Op 26 juni 2015 heeft zij het spreekuur bezocht van een verzekeringsarts. Deze arts heeft appellante per 8 mei 2015 geschikt geacht voor de in 1.1 genoemde functies. Vervolgens heeft het Uwv bij besluit van 26 juni 2015 vastgesteld dat appellante per 8 mei 2015 geen recht heeft op ziekengeld op grond van de Ziektewet (ZW). Het bezwaar van appellante tegen dit besluit heeft het Uwv bij besluit van 21 oktober 2015 (bestreden besluit) ongegrond verklaard. Aan het bestreden besluit liggen rapporten van een verzekeringsarts bezwaar en beroep van
6 en 19 oktober 2015 ten grondslag
2. De rechtbank heeft het beroep van appellante tegen het bestreden besluit ongegrond verklaard. Volgens de rechtbank ligt aan het bestreden besluit een zorgvuldig onderzoek ten grondslag, zijn er voldoende medische gegevens in het dossier die een juist beeld geven van de medische problematiek en de functionele mogelijkheden van appellante en zijn er geen aanknopingspunten in het dossier te vinden dat de beperkingen van appellante zijn onderschat.
3.1.
In hoger beroep heeft appellante haar standpunt herhaald dat zij op 8 mei 2015 niet in staat was tot het verrichten van de functies die eerder in het kader van de WIA‑beoordeling aan haar zijn voorgehouden. Haar psychische klachten zijn toegenomen en zij is ook voor urine‑incontinentie in behandeling.
3.2.
Het Uwv heeft bevestiging van de aangevallen uitspraak bepleit.

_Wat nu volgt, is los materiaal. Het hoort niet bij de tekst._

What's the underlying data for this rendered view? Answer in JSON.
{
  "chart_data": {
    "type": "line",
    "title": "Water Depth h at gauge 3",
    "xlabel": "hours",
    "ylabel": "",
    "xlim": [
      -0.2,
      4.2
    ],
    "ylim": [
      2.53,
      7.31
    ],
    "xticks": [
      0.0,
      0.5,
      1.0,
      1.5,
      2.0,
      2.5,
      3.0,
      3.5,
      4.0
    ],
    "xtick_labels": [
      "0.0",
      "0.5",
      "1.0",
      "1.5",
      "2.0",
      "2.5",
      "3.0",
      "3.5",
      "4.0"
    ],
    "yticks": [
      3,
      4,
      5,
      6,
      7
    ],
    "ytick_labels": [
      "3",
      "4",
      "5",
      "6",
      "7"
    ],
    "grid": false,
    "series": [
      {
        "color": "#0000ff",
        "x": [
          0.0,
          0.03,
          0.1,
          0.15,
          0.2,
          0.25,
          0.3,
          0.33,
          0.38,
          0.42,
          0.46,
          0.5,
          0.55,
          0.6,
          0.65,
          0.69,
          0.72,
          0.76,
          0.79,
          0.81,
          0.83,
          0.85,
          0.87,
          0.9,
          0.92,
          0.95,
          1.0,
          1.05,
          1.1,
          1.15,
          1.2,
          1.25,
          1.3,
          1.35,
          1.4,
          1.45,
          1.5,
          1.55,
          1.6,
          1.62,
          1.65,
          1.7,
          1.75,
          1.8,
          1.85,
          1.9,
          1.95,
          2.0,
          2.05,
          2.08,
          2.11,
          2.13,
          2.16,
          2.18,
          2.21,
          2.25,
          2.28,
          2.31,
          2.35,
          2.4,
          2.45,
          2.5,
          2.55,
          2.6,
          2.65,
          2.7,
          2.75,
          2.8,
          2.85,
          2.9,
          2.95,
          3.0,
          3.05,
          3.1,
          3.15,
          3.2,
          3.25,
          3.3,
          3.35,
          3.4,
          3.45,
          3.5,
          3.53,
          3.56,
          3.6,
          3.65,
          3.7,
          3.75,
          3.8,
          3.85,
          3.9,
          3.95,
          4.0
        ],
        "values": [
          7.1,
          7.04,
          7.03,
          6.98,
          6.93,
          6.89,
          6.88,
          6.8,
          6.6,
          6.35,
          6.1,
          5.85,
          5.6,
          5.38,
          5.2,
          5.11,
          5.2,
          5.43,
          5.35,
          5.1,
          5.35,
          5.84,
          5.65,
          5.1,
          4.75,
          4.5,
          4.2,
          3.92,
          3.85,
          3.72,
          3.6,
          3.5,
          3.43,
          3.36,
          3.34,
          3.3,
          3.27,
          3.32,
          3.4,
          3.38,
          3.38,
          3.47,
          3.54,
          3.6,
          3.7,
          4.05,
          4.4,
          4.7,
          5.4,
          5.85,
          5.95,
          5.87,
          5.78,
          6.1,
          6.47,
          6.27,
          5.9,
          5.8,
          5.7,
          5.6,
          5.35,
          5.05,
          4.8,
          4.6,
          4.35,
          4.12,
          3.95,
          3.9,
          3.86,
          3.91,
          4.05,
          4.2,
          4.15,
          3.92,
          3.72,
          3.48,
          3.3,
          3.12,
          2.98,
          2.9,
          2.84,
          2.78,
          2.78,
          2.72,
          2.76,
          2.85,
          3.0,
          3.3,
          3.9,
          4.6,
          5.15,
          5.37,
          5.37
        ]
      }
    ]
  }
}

4. De Raad komt tot de volgende beoordeling.
4.1.
Op grond van artikel 19, eerste en vierde lid, van de ZW heeft een verzekerde bij ongeschiktheid tot het verrichten van zijn arbeid als rechtstreeks en objectief medisch vast te stellen gevolg van ziekte of gebreken, recht op ziekengeld. Volgens vaste rechtspraak van de Raad wordt onder “zijn arbeid” verstaan de laatstelijk voor de ziekmelding verrichte arbeid. Deze regel lijdt in dit geval in zoverre uitzondering dat, wanneer de verzekerde na gedurende de maximumtermijn ziekengeld te hebben ontvangen, blijvend ongeschikt is voor zijn oude werk en niet in enig werk heeft hervat, als maatstaf geldt arbeid, zoals die nader is geconcretiseerd bij de beoordeling van de aanspraak van de verzekerde op een uitkering op grond van de Wet WIA. Van ongeschiktheid in de zin van de ZW is geen sprake indien de verzekerde geschikt is voor ten minste één van de functies die aan hem zijn voorgehouden bij de laatste vaststelling van de mate van arbeidsongeschiktheid op grond van de Wet WIA.
4.2.
De verzekeringsarts bezwaar en beroep heeft in zijn rapport van 6 oktober 2015 vastgesteld dat uit de door appellante meegezonden stukken en de waarneming van de verzekeringsarts niet blijkt dat appellante in mei 2015 in een slechtere medische situatie verkeerde dan op het moment van de WIA‑beoordeling. Deze vaststelling is goed te volgen, gelet op wat kan worden opgemaakt uit het huisartsenjournaal, de medicatie- of contactenlijst en het behandelplan. Terecht heeft de verzekeringsarts bezwaar en beroep gewezen op de gedeeltelijke remissie van de dysthymie, zoals beschreven in dat behandelplan. In zijn rapport van 19 oktober 2015 heeft de verzekeringsarts bezwaar en beroep op inzichtelijke wijze de vorm en (geringe) ernst van de urine‑incontinentie beschreven. Hij heeft op goede gronden het standpunt ingenomen dat de aanwezigheid van een toilet verondersteld mag worden op grond van bouw- en arbonormen en dat overigens het in de privésfeer te gebruiken incontinentiemateriaal ook in de werksfeer zijn dienst kan bewijzen.
4.3.
De conclusies van de rechtbank dat appellante per 8 mei 2015 in staat moet worden geacht de in 2013 geduide functies te vervullen en het Uwv terecht heeft vastgesteld dat appellante daarom geen recht heeft op ziekengeld vanaf 8 mei 2015 worden gevolgd.
5. De overwegingen in 4.2 en 4.3 leiden tot de conclusie dat het hoger beroep niet slaagt en de aangevallen uitspraak moet worden bevestigd.
6. Voor een veroordeling in de proceskosten bestaat geen aanleiding.

BESLISSING

De Centrale Raad van Beroep bevestigt de aangevallen uitspraak.
Deze uitspraak is gedaan door M.C. Bruning, in tegenwoordigheid van R.P.W. Jongbloed als griffier. De beslissing is uitgesproken in het openbaar op 23 mei 2018.